Prometendo uma regra mais branda ao seu regime de 1996-2001, o governo talibã lançou uma comissão para identificar os membros que desrespeitavam os regulamentos do movimento.

“Eles estavam dando uma má fama ao Emirado Islâmico. Eles foram removidos neste processo de verificação para que possamos construir um exército e uma força policial limpos no futuro”, disse à AFP o chefe do painel Latifullah Hakimi, do Ministério da Defesa.

Até agora, cerca de 2.840 membros foram demitidos, disse ele.

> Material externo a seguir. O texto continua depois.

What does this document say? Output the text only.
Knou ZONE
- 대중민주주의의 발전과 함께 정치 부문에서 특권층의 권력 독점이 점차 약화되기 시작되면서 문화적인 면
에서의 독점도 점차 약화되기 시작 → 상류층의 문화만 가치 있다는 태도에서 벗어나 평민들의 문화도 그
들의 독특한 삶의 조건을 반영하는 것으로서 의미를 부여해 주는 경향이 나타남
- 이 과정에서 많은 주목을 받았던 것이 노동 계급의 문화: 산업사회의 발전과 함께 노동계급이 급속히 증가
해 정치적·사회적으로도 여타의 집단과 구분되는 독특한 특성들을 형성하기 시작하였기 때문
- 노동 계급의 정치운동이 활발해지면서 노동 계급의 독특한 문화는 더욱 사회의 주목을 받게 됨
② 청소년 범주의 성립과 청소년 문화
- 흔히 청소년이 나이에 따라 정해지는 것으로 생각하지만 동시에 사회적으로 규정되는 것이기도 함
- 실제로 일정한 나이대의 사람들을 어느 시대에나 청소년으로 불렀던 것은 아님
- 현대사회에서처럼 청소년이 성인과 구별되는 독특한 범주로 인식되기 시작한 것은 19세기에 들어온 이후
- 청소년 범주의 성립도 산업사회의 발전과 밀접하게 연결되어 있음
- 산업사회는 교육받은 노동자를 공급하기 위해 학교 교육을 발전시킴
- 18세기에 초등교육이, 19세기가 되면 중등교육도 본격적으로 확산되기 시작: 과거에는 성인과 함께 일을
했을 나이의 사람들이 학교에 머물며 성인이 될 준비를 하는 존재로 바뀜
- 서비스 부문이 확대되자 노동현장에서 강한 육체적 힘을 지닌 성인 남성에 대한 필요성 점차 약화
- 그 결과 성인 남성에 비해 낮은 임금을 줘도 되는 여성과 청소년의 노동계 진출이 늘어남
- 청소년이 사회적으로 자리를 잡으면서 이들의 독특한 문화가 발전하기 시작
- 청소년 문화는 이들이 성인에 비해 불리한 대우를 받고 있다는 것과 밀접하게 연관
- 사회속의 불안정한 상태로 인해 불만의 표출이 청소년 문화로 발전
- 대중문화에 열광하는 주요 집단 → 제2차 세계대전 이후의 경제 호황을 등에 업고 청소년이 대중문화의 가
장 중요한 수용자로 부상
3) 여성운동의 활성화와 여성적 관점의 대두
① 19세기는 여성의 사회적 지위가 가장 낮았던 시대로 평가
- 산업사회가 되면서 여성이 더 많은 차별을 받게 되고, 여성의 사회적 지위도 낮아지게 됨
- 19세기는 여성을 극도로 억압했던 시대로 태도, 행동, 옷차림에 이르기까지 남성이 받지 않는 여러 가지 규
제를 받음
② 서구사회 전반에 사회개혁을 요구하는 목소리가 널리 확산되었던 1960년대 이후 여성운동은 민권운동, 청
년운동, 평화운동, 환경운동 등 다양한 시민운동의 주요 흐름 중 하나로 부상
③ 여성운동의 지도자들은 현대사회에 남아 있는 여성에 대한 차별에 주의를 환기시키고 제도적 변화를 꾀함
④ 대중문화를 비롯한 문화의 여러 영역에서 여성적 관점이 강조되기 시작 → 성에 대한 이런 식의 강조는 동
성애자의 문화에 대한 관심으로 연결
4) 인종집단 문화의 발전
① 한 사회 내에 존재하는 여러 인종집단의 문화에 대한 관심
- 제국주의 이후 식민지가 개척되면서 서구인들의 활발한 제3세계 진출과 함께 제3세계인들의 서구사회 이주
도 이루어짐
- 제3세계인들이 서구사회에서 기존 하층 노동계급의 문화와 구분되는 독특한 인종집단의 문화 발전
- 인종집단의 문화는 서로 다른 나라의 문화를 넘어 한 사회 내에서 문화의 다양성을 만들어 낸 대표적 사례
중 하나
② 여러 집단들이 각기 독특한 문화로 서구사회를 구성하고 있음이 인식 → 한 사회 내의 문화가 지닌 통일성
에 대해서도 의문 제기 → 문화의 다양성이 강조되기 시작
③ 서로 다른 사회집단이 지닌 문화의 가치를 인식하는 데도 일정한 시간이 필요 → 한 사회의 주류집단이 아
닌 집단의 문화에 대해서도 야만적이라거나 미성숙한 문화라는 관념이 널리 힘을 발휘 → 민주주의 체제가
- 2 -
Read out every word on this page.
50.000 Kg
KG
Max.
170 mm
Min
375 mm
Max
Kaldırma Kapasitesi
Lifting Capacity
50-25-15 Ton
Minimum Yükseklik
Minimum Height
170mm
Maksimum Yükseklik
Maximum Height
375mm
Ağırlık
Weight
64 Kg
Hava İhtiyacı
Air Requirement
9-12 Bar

“Eles estavam envolvidos em corrupção, drogas e se intrometiam na vida privada das pessoas. Alguns também tinham ligações com o Daesh”, disse Hakimi, usando a sigla em árabe para o grupo Estado Islâmico.

Combatentes do Talibã foram acusados ​​por grupos de direitos humanos de assassinatos extrajudiciais de ex-membros das forças de segurança, apesar de uma ordem do líder supremo do movimento, Hibatullah Akhundzada, de anistia.

O capítulo regional do grupo jihadista surgiu como um grande desafio de segurança para a administração islâmica linha-dura, muitas vezes visando funcionários em ataques com armas e bombas em Cabul e outras cidades.

Hakimi disse que os suspensos eram de 14 províncias e o processo para “filtrar” esses membros continuará em outras províncias.

Desde que tomaram o poder, as autoridades talibãs restringiram as liberdades dos afegãos, especialmente das mulheres.

As mulheres trabalhadoras do setor público foram amplamente impedidas de retornar ao trabalho, enquanto muitas escolas secundárias não reabriram para meninas.

Viagens de longa distância para mulheres que não estão acompanhadas de um parente próximo do sexo masculino também foram proibidas.

(Exceto pela manchete, esta história não foi editada pela equipe da NDTV e é publicada a partir de um feed sindicado.)